The announcements came less than nine months after the relocation of stem-cell researchers—part of the joint Medical School (HMS)-Faculty of Arts and Sciences (FAS) department of stem cell and regenerative biology (SCRB)—to the Sherman-Fairchild building in Cambridge, which was rehabbed for their research at a cost of $65 million to $70 million (see “Gut Renovation”). The Allston complex, when ready for occupancy, will presumably be able to accommodate growth in these research areas, enabling FAS to reclaim the renovated Sherman-Fairchild to house other life-sciences fields.
In a June letter, Harvard executive vice president Katie Lapp said that both the stem-cell and bioengineering programs planned for the new building—identified during a review process led by Provost Alan Garber—would have an educational component. (The building will include seminar rooms, classrooms, and undergraduate teaching laboratories.) In a separate statement, Xander University Professor Douglas Melton, co-chair of the SCRB department, noted that the co-location of stem-cell scientists and bioengineers “should lead to the kinds of collaborations and exciting advances, and interesting experiments in undergraduate teaching, that otherwise might not take place.”

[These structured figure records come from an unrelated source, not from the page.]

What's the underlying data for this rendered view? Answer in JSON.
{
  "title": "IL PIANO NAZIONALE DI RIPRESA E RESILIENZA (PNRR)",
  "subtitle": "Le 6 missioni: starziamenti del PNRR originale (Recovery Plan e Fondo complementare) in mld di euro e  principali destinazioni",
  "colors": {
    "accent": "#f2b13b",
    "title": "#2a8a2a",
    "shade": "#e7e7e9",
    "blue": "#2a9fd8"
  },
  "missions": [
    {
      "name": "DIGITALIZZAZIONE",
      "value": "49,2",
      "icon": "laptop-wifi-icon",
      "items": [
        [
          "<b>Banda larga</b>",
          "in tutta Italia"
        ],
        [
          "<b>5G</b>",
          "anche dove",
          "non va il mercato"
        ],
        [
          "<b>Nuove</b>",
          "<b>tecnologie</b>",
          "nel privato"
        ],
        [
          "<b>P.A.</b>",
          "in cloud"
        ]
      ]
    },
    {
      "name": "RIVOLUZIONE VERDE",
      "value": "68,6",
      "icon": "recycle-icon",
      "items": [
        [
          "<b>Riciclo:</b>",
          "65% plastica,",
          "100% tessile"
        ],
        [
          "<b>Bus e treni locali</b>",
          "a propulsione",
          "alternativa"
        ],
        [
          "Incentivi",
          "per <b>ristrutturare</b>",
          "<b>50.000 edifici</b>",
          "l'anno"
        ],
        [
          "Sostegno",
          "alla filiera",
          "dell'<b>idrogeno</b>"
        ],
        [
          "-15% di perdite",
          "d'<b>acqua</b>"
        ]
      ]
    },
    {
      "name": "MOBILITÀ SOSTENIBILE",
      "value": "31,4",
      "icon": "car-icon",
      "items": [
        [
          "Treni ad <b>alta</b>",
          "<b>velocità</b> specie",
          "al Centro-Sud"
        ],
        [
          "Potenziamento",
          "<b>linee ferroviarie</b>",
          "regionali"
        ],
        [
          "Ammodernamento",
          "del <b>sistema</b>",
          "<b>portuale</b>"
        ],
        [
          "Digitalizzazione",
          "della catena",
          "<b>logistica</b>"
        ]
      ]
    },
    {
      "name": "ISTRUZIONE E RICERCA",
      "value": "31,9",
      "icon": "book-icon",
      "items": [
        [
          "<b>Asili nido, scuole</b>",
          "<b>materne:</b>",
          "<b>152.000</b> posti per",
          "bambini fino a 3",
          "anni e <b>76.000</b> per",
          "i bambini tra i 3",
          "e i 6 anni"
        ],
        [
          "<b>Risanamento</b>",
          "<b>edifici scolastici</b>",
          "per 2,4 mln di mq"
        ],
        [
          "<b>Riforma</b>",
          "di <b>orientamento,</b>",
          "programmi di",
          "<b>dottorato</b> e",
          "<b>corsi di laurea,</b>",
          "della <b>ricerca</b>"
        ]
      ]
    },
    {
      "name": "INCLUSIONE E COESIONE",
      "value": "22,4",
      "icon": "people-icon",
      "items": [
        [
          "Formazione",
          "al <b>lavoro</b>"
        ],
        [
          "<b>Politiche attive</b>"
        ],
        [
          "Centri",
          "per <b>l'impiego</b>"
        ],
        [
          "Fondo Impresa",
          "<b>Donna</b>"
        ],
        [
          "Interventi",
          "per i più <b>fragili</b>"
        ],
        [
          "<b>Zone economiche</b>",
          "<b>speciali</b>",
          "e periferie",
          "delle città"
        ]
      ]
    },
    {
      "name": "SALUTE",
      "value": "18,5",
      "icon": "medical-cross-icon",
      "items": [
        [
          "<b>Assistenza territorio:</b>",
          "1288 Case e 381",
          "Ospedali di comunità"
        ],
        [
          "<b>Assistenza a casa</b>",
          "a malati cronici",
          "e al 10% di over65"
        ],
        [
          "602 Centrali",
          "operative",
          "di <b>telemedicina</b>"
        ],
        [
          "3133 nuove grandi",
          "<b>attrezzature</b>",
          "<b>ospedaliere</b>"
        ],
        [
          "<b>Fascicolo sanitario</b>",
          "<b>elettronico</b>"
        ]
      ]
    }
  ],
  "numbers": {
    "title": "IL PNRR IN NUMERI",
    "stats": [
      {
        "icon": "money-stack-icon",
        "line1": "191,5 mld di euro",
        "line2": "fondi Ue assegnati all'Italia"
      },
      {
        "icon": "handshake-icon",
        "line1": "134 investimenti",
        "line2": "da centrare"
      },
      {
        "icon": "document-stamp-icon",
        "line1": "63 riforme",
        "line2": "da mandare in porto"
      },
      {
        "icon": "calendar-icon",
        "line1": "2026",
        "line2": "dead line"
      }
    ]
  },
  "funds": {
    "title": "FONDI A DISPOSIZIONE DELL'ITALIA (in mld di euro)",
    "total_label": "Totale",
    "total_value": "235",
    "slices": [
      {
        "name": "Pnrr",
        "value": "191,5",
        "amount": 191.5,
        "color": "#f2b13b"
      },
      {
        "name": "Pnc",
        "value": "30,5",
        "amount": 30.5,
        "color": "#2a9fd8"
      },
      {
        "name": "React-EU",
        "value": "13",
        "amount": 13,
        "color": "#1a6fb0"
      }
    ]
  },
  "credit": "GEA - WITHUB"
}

The bioengineering group will consist of faculty members from both the School of Engineering and Applied Sciences (SEAS) and FAS, including wet- and dry-lab experimentalists, as well as applied mathematicians and theorists. Lapp called it likely “that the Cambridge-shared platforms of the Wyss Institute for Biologically Inspired Engineering would be included in this move….” as well. (The Wyss Institute is based in the Longwood Medical Area, where HMS and its affiliated hospitals are located.) SEAS dean Cherry A. Murray emphasized in a press statement that “with strong connections to industry, startup companies of our students and faculty, the burgeoning Innovation Lab, and nearby Harvard Business School, we have a magnificent opportunity to build new technologies in critical areas like drug delivery, medical devices, smart materials, and tissue engineering.” Other entities that make a clear contribution to advancing the science of the core groups, such as expertise in imaging—a key resource utilized by biologists and engineers at the forefront of science—might also be co-located in the building.
With a goal of completing a new, five-year institutional master plan for Allston by October, University representatives continued to meet with Allston residents at an accelerated pace every few weeks throughout the summer. Community feedback ranged from queries about whether Harvard really had the money to complete these projects, to assertions that it should not be allowed to proceed with any more projects—such as the housing and retail space at Barry’s Corner—until the science facility is completed.
At the same time, Samuels & Associates, the development partner for the Barry’s Corner project, won high praise from the two Allston Task Force members who served on the Harvard-led 10-person Real Estate Partner Selection Committee. They said the firm was community-focused and “paying attention.”
Lapp wrote in her letter that the science-building project would be financed with “a mix of funding strategies including philanthropy.” In December 2009, she had indicated that the University would look at a variety of possible funding opportunities, “including co-development with private partners or other institutional partners” for the science site, but so far, no mention has been made of such a partner.